"Is that Gun for the Bears? The National Park Service Ranger as a Historically Contradictory Figure"

Pennaz, Alice B. Kelly | from Multimedia Library Collection:
Periodicals

Pennaz, Alice B. Kelly. “Is that Gun for the Bears? The National Park Service Ranger as a Historically Contradictory Figure.” Conservation & Society 15, no. 3 (2017): 243-254. doi:10.4103/cs.cs_16_62. 

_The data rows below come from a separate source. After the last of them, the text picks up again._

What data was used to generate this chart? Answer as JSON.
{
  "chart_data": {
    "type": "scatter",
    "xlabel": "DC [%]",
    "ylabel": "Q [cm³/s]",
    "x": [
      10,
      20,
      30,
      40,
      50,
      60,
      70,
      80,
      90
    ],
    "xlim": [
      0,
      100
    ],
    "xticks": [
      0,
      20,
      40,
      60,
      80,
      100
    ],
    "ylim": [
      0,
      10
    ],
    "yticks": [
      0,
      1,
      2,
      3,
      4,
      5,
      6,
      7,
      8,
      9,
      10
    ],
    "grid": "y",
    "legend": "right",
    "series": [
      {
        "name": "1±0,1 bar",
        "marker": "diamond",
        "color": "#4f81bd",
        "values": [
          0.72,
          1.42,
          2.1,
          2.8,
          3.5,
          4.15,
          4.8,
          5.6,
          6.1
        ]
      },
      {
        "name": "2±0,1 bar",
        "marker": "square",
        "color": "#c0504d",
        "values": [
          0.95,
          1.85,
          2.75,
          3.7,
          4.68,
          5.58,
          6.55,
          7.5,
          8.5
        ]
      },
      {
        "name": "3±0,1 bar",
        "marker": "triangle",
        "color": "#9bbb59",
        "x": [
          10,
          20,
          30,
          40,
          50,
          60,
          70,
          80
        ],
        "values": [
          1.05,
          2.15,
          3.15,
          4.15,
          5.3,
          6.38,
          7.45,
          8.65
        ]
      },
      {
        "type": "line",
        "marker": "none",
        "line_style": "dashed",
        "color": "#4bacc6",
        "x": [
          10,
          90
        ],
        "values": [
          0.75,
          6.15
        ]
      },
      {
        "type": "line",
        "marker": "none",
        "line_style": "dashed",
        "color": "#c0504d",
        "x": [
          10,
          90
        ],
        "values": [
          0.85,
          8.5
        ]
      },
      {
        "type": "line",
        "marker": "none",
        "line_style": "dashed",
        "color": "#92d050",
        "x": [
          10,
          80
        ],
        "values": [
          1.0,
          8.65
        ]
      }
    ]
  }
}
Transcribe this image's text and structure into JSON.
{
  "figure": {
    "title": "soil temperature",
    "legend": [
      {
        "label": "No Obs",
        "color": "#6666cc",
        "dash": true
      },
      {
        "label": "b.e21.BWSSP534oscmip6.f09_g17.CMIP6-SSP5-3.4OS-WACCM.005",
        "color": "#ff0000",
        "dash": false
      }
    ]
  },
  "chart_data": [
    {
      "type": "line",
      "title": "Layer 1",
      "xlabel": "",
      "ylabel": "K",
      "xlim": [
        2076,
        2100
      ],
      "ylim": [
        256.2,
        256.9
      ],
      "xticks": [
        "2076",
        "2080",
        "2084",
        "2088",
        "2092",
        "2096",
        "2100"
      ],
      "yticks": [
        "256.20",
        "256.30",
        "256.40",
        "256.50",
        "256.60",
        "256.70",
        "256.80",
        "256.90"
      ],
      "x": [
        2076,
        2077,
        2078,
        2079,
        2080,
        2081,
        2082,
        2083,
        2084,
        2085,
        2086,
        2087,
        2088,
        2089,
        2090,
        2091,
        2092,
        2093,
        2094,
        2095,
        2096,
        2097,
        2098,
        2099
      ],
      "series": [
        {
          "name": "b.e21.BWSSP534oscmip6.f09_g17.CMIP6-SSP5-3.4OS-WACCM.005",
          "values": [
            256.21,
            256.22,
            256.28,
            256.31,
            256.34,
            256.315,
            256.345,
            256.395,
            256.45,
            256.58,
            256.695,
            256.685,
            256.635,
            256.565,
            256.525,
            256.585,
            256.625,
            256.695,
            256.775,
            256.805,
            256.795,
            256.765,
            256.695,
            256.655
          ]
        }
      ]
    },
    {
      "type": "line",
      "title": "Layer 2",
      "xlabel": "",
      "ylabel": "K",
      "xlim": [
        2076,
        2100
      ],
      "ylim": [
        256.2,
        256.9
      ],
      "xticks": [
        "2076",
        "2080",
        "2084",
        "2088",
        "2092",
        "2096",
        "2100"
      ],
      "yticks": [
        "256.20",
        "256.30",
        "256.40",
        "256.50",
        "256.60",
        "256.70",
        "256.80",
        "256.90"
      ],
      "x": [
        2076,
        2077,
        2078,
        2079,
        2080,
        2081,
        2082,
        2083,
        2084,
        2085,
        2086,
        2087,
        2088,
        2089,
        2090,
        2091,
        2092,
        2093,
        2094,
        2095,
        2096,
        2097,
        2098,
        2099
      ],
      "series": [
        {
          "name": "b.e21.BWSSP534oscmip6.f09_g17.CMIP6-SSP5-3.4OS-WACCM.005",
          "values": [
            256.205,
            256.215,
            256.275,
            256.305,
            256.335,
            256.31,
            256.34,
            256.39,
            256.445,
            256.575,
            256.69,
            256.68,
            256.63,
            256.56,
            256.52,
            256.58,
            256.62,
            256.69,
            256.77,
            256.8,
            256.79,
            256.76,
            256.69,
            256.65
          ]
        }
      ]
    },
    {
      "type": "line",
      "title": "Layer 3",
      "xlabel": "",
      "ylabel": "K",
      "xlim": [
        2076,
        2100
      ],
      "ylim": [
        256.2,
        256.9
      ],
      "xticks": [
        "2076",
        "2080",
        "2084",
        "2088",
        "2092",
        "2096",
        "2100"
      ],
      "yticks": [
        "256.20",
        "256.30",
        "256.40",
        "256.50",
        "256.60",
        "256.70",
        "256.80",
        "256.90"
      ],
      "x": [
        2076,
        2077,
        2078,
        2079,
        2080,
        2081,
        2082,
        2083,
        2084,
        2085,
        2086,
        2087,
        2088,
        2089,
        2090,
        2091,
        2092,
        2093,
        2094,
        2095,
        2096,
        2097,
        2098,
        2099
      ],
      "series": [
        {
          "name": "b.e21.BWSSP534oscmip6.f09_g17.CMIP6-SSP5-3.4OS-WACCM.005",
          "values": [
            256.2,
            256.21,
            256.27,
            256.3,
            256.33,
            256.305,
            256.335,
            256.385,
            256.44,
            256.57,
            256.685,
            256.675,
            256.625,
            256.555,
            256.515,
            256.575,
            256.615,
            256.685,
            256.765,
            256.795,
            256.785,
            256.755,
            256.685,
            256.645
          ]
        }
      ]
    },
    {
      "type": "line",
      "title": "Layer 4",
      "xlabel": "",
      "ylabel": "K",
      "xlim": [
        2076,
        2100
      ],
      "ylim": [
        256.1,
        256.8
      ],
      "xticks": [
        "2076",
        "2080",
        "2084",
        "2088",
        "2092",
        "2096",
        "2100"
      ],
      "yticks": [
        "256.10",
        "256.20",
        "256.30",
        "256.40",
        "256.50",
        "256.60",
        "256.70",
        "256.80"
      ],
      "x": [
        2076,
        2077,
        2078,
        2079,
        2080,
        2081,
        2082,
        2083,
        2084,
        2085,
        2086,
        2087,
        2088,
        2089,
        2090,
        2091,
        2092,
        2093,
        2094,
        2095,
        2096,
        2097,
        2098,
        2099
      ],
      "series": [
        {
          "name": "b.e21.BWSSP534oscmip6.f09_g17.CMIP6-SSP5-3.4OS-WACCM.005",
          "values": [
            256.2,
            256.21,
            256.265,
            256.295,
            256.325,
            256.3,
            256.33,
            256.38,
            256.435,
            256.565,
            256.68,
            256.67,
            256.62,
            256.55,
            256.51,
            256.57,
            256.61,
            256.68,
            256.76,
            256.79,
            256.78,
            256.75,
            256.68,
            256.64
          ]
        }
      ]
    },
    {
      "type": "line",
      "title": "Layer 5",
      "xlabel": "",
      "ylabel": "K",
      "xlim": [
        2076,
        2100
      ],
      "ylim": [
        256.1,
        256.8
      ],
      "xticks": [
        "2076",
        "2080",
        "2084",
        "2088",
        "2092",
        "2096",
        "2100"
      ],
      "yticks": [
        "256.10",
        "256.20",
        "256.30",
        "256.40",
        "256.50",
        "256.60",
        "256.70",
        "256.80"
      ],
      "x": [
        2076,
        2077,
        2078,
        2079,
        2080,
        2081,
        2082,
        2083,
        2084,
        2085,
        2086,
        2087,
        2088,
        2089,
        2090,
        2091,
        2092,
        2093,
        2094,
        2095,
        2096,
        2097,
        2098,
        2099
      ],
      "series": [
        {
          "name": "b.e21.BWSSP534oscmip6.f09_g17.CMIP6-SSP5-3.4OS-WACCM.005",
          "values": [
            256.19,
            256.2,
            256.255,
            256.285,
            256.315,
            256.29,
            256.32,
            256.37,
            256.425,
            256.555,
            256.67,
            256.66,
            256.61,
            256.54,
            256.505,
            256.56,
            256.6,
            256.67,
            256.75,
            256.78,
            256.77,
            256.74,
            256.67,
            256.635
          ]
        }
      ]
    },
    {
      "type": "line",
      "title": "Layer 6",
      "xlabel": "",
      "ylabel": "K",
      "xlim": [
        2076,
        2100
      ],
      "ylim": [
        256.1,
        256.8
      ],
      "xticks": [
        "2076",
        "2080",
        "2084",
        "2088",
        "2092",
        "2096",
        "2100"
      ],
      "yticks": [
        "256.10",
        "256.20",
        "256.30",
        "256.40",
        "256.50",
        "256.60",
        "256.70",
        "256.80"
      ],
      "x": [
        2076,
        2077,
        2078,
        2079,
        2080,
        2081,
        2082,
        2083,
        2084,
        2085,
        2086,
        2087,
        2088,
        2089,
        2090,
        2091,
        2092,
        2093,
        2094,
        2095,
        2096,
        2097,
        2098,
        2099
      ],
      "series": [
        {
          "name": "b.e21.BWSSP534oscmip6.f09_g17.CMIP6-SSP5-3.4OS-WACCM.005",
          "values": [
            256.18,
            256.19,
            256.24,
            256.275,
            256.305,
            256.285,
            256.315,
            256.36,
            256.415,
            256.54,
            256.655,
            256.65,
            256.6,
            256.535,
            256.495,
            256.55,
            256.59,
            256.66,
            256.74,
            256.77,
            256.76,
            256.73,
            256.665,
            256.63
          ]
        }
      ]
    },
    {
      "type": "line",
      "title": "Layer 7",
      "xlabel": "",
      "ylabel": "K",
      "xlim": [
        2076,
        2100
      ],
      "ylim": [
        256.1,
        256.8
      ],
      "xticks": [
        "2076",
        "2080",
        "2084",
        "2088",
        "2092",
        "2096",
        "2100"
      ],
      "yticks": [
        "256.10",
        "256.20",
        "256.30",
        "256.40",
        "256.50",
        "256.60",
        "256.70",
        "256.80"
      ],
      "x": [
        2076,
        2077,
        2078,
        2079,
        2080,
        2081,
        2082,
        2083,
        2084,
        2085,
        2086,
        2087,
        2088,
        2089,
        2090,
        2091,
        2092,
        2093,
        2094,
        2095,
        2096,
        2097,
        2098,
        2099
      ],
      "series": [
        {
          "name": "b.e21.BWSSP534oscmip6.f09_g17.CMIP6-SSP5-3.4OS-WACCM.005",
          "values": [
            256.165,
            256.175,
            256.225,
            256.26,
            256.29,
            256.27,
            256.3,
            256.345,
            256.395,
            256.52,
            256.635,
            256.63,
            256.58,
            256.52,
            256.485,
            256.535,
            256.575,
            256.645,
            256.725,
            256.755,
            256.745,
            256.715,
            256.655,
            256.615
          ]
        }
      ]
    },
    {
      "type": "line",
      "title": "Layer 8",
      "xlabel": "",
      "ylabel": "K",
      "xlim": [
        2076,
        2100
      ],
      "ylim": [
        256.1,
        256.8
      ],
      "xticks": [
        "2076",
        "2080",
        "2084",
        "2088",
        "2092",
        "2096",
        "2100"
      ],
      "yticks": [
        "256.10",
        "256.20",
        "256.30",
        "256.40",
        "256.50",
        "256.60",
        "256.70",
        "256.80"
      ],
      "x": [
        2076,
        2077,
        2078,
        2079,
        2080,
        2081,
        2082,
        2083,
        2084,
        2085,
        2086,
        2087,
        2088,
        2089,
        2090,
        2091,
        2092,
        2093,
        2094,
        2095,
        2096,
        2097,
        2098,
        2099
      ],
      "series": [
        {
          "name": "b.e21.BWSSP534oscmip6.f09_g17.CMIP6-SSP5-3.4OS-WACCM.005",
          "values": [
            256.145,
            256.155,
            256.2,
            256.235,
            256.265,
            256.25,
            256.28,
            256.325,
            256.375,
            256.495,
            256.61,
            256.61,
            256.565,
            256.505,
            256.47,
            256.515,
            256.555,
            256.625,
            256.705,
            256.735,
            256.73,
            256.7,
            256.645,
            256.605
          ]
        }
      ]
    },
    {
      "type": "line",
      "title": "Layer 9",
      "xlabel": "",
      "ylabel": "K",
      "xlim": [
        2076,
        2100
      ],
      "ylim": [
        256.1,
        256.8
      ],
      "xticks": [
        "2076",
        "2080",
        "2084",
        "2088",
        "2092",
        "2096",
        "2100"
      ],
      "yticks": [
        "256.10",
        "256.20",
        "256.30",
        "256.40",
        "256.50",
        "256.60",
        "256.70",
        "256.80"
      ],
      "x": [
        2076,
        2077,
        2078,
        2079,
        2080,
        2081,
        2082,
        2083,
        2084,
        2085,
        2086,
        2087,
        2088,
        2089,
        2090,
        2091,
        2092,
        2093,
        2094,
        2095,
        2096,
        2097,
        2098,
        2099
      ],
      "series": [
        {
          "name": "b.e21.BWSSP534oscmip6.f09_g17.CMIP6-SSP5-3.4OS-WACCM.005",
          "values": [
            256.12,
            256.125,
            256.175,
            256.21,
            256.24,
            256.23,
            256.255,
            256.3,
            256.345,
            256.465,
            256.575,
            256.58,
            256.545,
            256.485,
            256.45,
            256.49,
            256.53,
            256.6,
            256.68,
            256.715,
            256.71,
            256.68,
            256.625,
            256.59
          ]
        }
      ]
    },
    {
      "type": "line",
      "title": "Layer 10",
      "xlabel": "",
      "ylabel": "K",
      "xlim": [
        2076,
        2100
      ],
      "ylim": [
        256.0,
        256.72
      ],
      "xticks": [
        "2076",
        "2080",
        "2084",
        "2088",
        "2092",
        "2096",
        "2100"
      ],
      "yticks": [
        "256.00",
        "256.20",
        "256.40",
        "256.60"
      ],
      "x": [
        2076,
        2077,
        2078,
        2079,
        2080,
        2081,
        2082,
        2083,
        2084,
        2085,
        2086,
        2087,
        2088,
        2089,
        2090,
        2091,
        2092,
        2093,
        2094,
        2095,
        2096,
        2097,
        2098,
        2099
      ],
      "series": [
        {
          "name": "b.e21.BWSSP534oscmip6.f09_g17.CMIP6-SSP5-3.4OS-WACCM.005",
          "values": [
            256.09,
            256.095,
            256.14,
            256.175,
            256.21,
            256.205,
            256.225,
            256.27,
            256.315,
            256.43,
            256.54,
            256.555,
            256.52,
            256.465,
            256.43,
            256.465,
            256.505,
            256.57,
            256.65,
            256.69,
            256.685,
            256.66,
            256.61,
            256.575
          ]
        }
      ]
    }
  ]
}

The ‘Yellowstone Model’ of exclusionary, or fortress conservation, has spread widely across the globe since 1872. While in many other countries there has been a concomitant ever-increasing militarisation of park guards, the history of the United States (US) Park Ranger offers an alternative narrative. This paper traces the complex history of the US Park ranger through time to show how the Ranger as an outward embodiment of state power has been contradicted by administrative and practical logics directing rangers to educate, welcome, and guide park visitors. Rangers’ work as territorial enforcers, and as strong-arms of the state has been tempered and defined by multiple disciplining forces over time. Using a political ecology approach, this paper examines how shifting political economic contexts, shifts in park use and park visitors, and a changing national law enforcement milieu influenced how and in what ways National Park Rangers have performed law enforcement in US parks over the past 100 years. The paper concludes by laying out why comparisons between US National Park Rangers and park guards in other parts of the world may be troubled by a number of socioeconomic and political factors. (Text from author’s abstract)

© Alice B. Kelly Pennaz 2017. Made available on the Environment & Society Portal for nonprofit educational purposes only. Conservation & Society is available online only and is published under a Creative Commons license (CC BY 2.5).